Divided into two parallel modes of transportation, the map visualizes the steps for the Federal Acquisition Regulation (FAR)-based process (trains) and the non-FAR-based process (planes), Currier said. Each stop along each line represents a step in the process and is labeled with information icons and numbered icons. The numbered icons link to FAR citations for quick reference. The map is further color-coded to represent the different acquisition efforts: The orange line is for contract administration, the red is for acquisition planning and the blue is for contract execution. The green line indicates places for industry engagement, which is extremely important to acquisition, Currier said. “We want to include industry at every single phase of the process.”
The map brings users focused information on a topic when they need it through an information link—a blue icon labeled with an “I”. These links take users to lists of regulations, best practices, templates, mythbusting, examples and a wealth of other information related to the acquisition process, Currier explained.

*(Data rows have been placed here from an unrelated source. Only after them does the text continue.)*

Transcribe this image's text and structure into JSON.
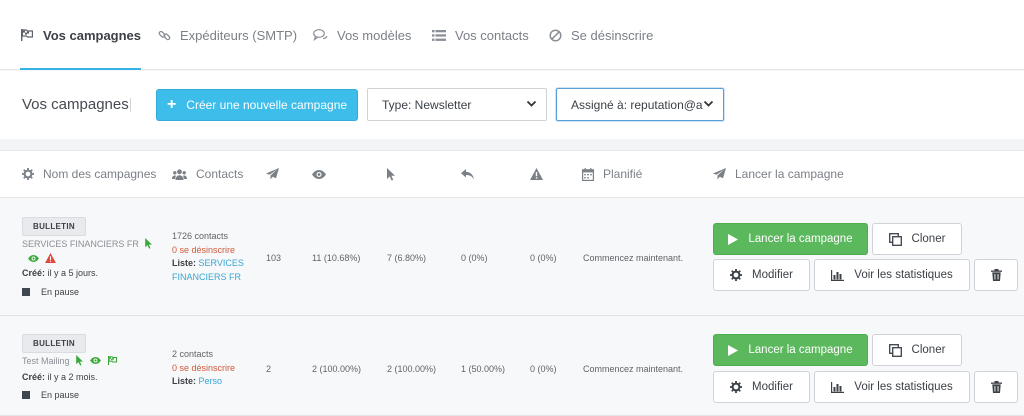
{
  "nav": {
    "tabs": [
      {
        "label": "Vos campagnes",
        "icon": "flag-icon",
        "active": true
      },
      {
        "label": "Expéditeurs (SMTP)",
        "icon": "link-icon"
      },
      {
        "label": "Vos modèles",
        "icon": "comments-icon"
      },
      {
        "label": "Vos contacts",
        "icon": "list-icon"
      },
      {
        "label": "Se désinscrire",
        "icon": "ban-icon"
      }
    ]
  },
  "toolbar": {
    "title": "Vos campagnes",
    "create_label": "Créer une nouvelle campagne",
    "type_select": "Type: Newsletter",
    "assign_select": "Assigné à: reputation@av"
  },
  "columns": {
    "name": "Nom des campagnes",
    "contacts": "Contacts",
    "scheduled": "Planifié",
    "launch": "Lancer la campagne"
  },
  "campaigns": [
    {
      "badge": "BULLETIN",
      "name": "SERVICES FINANCIERS FR",
      "created_label": "Créé:",
      "created": "il y a 5 jours.",
      "status": "En pause",
      "contacts": "1726 contacts",
      "unsubscribed": "0 se désinscrire",
      "list_label": "Liste:",
      "list_name": "SERVICES FINANCIERS FR",
      "sent": "103",
      "opened": "11 (10.68%)",
      "clicked": "7 (6.80%)",
      "replied": "0 (0%)",
      "bounced": "0 (0%)",
      "scheduled": "Commencez maintenant."
    },
    {
      "badge": "BULLETIN",
      "name": "Test Mailing",
      "created_label": "Créé:",
      "created": "il y a 2 mois.",
      "status": "En pause",
      "contacts": "2 contacts",
      "unsubscribed": "0 se désinscrire",
      "list_label": "Liste:",
      "list_name": "Perso",
      "sent": "2",
      "opened": "2 (100.00%)",
      "clicked": "2 (100.00%)",
      "replied": "1 (50.00%)",
      "bounced": "0 (0%)",
      "scheduled": "Commencez maintenant."
    }
  ],
  "actions": {
    "launch": "Lancer la campagne",
    "clone": "Cloner",
    "edit": "Modifier",
    "stats": "Voir les statistiques"
  },
  "colors": {
    "accent": "#3dbde9",
    "launch_green": "#5cb85c",
    "unsub_red": "#d05a3a",
    "link_blue": "#38a6d6"
  }
}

The references icons are linked directly with websites that contain the topic information, and are therefore updated when a parent organization updates the website. Currier can also update the map in real time with suggestions from users—which she encourages them to send in—or with new and trending information related to acquisition.
The primary method of acquisition is the FAR-based process, Currier said. But with technologies changing so fast, the Army doesn’t have time for that anymore. It’s now looking to a non-FAR-based process, like other transaction authority. Currier believes it is her job to get everyone to think critically about the different tools the Army has in acquisition.
“You have to look at the tool for what you’re trying to buy,” she said, and “select the appropriate tool that takes into consideration the risk, the time we have to solve the problem, to make sure we have the best risk management profile to get the products and services to the warfighter.” The map will help users learn to select the appropriate acquisition tool.
While the map is not a larger part of the decluttering of the acquisition process, it is a picture of how the process works today and will change to reflect how the process changes over time, Currier said. “It’s not meant to be the end-all to everything; it is meant to be a jumping-off place” where users can get the information they need at a moment’s notice.
This article is published in the January – March 2019 issue of Army AL&T magazine.